Literature - Mallick A et al., J Am Coll Cardiol HF 2016

Mallick A, Gandhi PU, Gaggin HK, et al.
J Am Coll Cardiol HF 2016;published online ahead of print


Despite the significant advances in the diagnosis and management, heart failure HF is associated with high morbidity and mortality [1,2]. Reasons for that encompass the complex underlying pathophysiology, as well as the heterogeneous and often unpredictable manifestations and outcomes [3]. Although the identification of HF has been improved with the introduction of prognostic biomarkers and implantable hemodynamic monitoring, the clinical history and physical examination remain important and less developed in this setting [4,5].
Worsening HF may be a predictor of unfavourable prognosis and is used as an inclusion criterion and endpoint in clinical trials. However, there is no standardised definition or evidence-based treatment for it [6-8].
In this study, the hypothesis of the association between worsening HF and adverse outcomes was tested, by analysing data from 151 symptomatic patients with chronic HFrEF in the PROTECT study, in which worsening HF was strictly and prospectively defined as follows [9]: new or progressive symptoms and/or signs of decompensated HF and unplanned intensification of diuretic therapy. Moreover, it was assessed whether biomarker-guided (NT-proBNP) therapy would improve worsening HF.

Main results

Over a mean follow-up of 10 months, 45 subjects developed worsening HF. At baseline, patients developing worsening HF:
  • had higher EF (31% vs. 25%; P = 0.03)
  • were more likely to have jugular venous distension and edema (P < 0.02)
  • were less likely to receive ACE inhibitors or received these agents at lower doses (P < 0.04)
  • received higher loop diuretic doses (P < 0.001)
  • had worse renal function (estimated glomerular filtration rate 50.2 ml/min/m2 vs. 63.7 ml/min/m2; P < 0.001)
  • had higher concentrations of known prognostic markers, including NT-proBNP, hsTnT, sST2, and galectin-3 (all P < 0.05)
Only log-transformed sST2 and higher baseline LVEF were significant predictors in a multivariate logistic regression analysis (HR: 4.6, 95% CI 2.4-8.8, p < 0.001 resp. HR: 3.1, 95% CI 1.1-8.7, p = 0.03).

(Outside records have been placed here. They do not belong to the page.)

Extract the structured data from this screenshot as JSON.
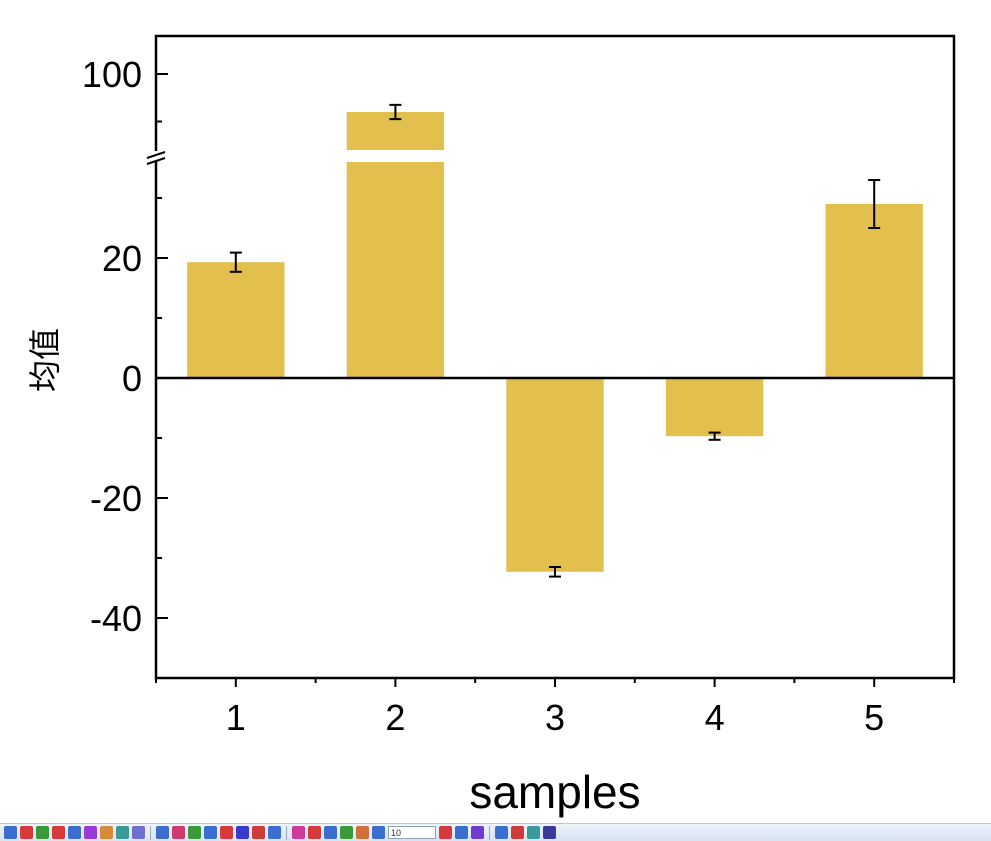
{
  "chart_data": {
    "type": "bar",
    "categories": [
      "1",
      "2",
      "3",
      "4",
      "5"
    ],
    "values": [
      19.3,
      92,
      -32.3,
      -9.7,
      29
    ],
    "errors": [
      1.6,
      1.5,
      0.8,
      0.6,
      4
    ],
    "xlabel": "samples",
    "ylabel": "均值",
    "axis_break": {
      "lower": [
        -50,
        36
      ],
      "upper": [
        84,
        108
      ]
    },
    "yticks": [
      100,
      20,
      0,
      -20,
      -40
    ],
    "bar_color": "#e3bf4d",
    "error_color": "#000000",
    "grid": false,
    "legend": "none"
  },
  "toolbar": {
    "field_value": "10",
    "icon_colors": [
      "#3a6fcf",
      "#d63a3a",
      "#3a9a3a",
      "#d63a3a",
      "#3a6fcf",
      "#9a3ad6",
      "#d68a3a",
      "#3a9a9a",
      "#6f6fcf",
      "#3a6fcf",
      "#cf3a6f",
      "#3a9a3a",
      "#3a6fcf",
      "#d63a3a",
      "#3a3acf",
      "#cf3a3a",
      "#3a6fcf",
      "#cf3a9a",
      "#d63a3a",
      "#3a6fcf",
      "#3a9a3a",
      "#cf6f3a",
      "#3a6fcf",
      "#d63a3a",
      "#3a6fcf",
      "#6f3acf",
      "#3a6fcf",
      "#cf3a3a",
      "#3a9a9a",
      "#3a3a9a"
    ]
  }
}
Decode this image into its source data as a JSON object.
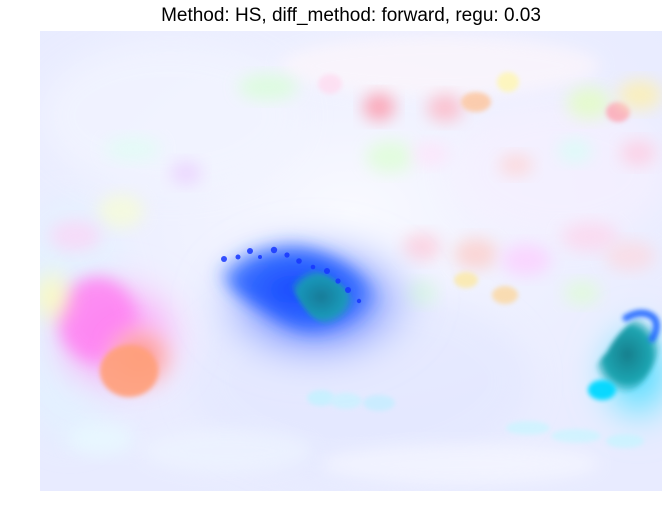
{
  "figure": {
    "title": "Method: HS, diff_method: forward, regu: 0.03",
    "colors": {
      "background_tint": "#e9ecff",
      "deep_blue": "#1a3cff",
      "teal": "#0f9aa8",
      "cyan": "#15d6ff",
      "magenta": "#ff74ff",
      "salmon": "#ff8f88",
      "yellow_tint": "#fffbb8"
    }
  }
}
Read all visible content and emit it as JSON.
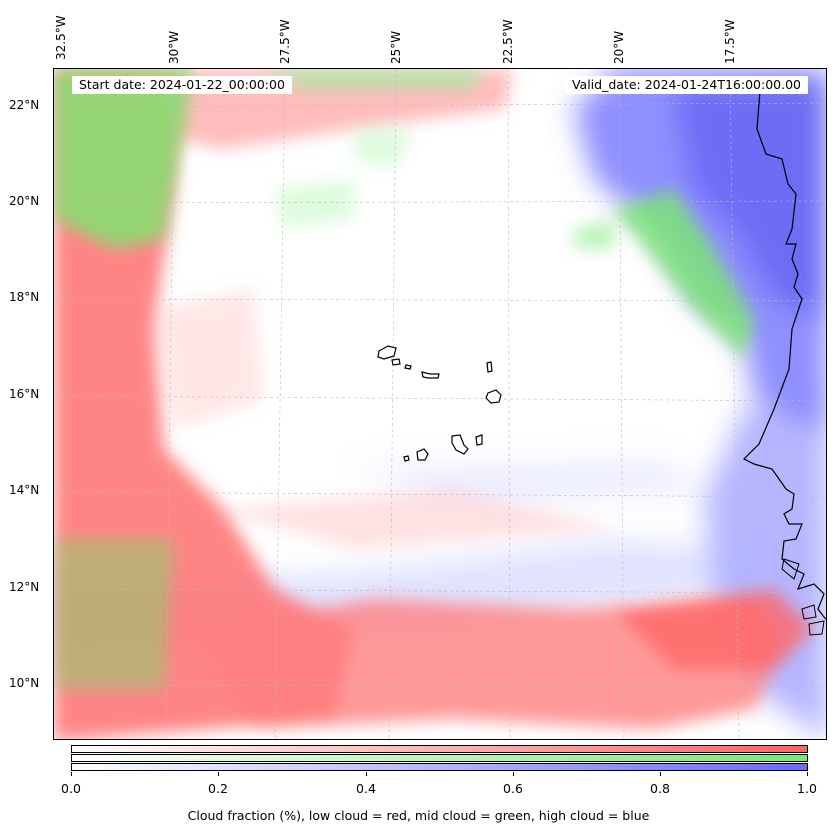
{
  "map": {
    "start_label": "Start date: 2024-01-22_00:00:00",
    "valid_label": "Valid_date: 2024-01-24T16:00:00.00",
    "lon_labels": [
      "32.5°W",
      "30°W",
      "27.5°W",
      "25°W",
      "22.5°W",
      "20°W",
      "17.5°W"
    ],
    "lat_labels": [
      "22°N",
      "20°N",
      "18°N",
      "16°N",
      "14°N",
      "12°N",
      "10°N"
    ],
    "extent": {
      "lon_min": -33.0,
      "lon_max": -15.2,
      "lat_min": 8.9,
      "lat_max": 22.7
    },
    "layers": {
      "low_cloud": "#ff6060",
      "mid_cloud": "#60e060",
      "high_cloud": "#6060ff"
    },
    "coastline_color": "#000000",
    "gridlines": "dashed"
  },
  "colorbar": {
    "ticks": [
      "0.0",
      "0.2",
      "0.4",
      "0.6",
      "0.8",
      "1.0"
    ],
    "caption": "Cloud fraction (%), low cloud = red, mid cloud = green, high cloud = blue",
    "rows": [
      {
        "name": "low",
        "color": "#ff6464"
      },
      {
        "name": "mid",
        "color": "#7be86e"
      },
      {
        "name": "high",
        "color": "#6a6aff"
      }
    ]
  }
}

Patients with worsening HF had a significantly higher rate of subsequent HF hospitalisation compared with patients without: 53% vs. 1%; P < 0.001
Worsening HF was strongly associated with subsequent HF hospitalisation/cardiovascular death: landmark analysis HR: 18.8; 95% CI: 5.7 - 62.5; P < 0.001

NT-proBNP-guided therapy:
  • Frequency of worsening HF: 23% of NT-proBNP-guided patients compared with 37% of patients in the standard-of-care arm (HR: 0.50, 95% CI 0.25-1.0, p=0.06)
Incidence of worsening HF: NT-proBNP–guided care reduced the incidence in adjusted analyses (HR: 0.52; P = 0.04, log-rank p=0.03)


In symptomatic patients with chronic HFrEF, worsening HF was common, and was associated with substantial risk for HF hospitalisation and CV death, suggesting that worsening HF may be useful to identify patients at higher risk for these adverse outcomes. NT-proBNP–guided care reduced the risk of worsening HF. Elevated sST2 serum concentrations and higher baseline LVEF were independent predictors of worsening HF.